Bergbahnperimeter verschwinden
Um diese Visionen überhaupt verwirklichen zu können, muss allerdings der gegenwärtige «Bauperimeter Bergbahnen», der im Dorf den ganzen Parsennbahnparkplatz und die danebenliegende Wiese umfasst, umgezont und der Zone für «Wohnen Dorf Platz» zugeteilt werden. Für die Grundeigentümer bedeutet das natürlich eine massive Wertsteigerung ihres Besitzes, und hier soll die Vereinbarung greifen. «Wir wollten von Anfang an mit einem Vorschlag an die Öffentlichkeit treten, der von den Parteien getragen wird. Daher diese frühe Abstimmung», erklärt Michel weiter, schränkt aber ein, dass nach dem gerade abgeschlossenen öffentlichen Mitwirkungsverfahren noch Änderungen angebracht werden können. Darum ist ihm auch wichtig, zu betonen, dass auch nach einer Umzonung bei einer Überbauung alle Pflichten und Auflagen für die Grundbesitzer vollumfänglich gelten würden, plus noch einige zusätzliche.

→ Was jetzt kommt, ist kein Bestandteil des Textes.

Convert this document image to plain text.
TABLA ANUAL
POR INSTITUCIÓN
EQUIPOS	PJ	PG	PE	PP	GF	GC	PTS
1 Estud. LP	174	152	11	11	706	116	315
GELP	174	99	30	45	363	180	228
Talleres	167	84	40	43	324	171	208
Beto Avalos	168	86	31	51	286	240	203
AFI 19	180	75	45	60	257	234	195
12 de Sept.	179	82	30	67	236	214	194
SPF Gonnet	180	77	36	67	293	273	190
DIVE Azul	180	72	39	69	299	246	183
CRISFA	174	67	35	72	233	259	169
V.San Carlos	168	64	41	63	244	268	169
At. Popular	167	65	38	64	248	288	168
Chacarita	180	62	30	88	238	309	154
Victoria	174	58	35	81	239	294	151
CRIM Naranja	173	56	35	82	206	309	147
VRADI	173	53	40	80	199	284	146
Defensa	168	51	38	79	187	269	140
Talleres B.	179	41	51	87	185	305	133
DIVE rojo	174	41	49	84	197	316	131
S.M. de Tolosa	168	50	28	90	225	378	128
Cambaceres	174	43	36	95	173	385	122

Zentral dabei ist, dass für die betroffenen Parzellen nach der Umzonung eine Mehrwertabschöpfung von einem Drittel zugunsten der öffentlichen Hand sowie die Auflage, nur zur Hälfte Eigentumswohnungen zu erstellen, gelten soll. Diese Regelung soll beide Bergbahnperimeter, also Parsennbahn- wie auch Jakobshornbahnparkplatz betreffen. Für die DKM würde im Dorf zusätzlich die Auflage gelten, dass auch nach einer Überbauung ausser den Pflichtparkplätzen noch einmal 225 Stellplätze für die Parsennbahn zur Verfügung zu halten sind. Insgesamt verpflichten sich die Bergbahnen jedoch, 450 Parkplätze, das entspricht der gegenwärtigen Kapazität des Parsennbahnenparkplatzes, bereitzustellen.
Parkhaus Seehof-Seeli
Die noch fehlenden Stellplätze sollen in einem von der Gemeinde gebauten oder in Auftrag gegebenen Parkhaus mit Raum für rund 450 Autos unter dem Seehof-Seeli geschaffen werden. 225 davon will die Gemeinde als Ersatz für oberirdisch aufgehobene Parkiermöglichkeiten oder als permanente Standplätze übernehmen. Die Bau- und Betriebskosten für das neue Parkhaus sollen unter den Nutzniessern entsprechend der Anzahl Parkplätze verteilt werden. «Für die Gemeinde soll das Ganze ein Nullsummenspiel sein», versichert der Landammann. Damit einher geht natürlich auch die Neugestaltung der Einfahrt nach Davos, wobei hier die definitive Linienführung auch noch Gegenstand heftiger Diskussionen ist. Angedacht sind ein Kreisel, da, wo sich Tal- und Bahnhofstrasse Dorf vereinen und in die Promenade münden, oder eine neue Linienführung zwischen dem Hotel Parsenn und der Bäckerei Weber hindurch. Voraussetzung für die Realisierung der ganzen Planspiele ist jedoch das Ja der Stimmbürger zur voraussichtlich Ende Jahr zur Abstimmung gelangenden Zonenplanänderung.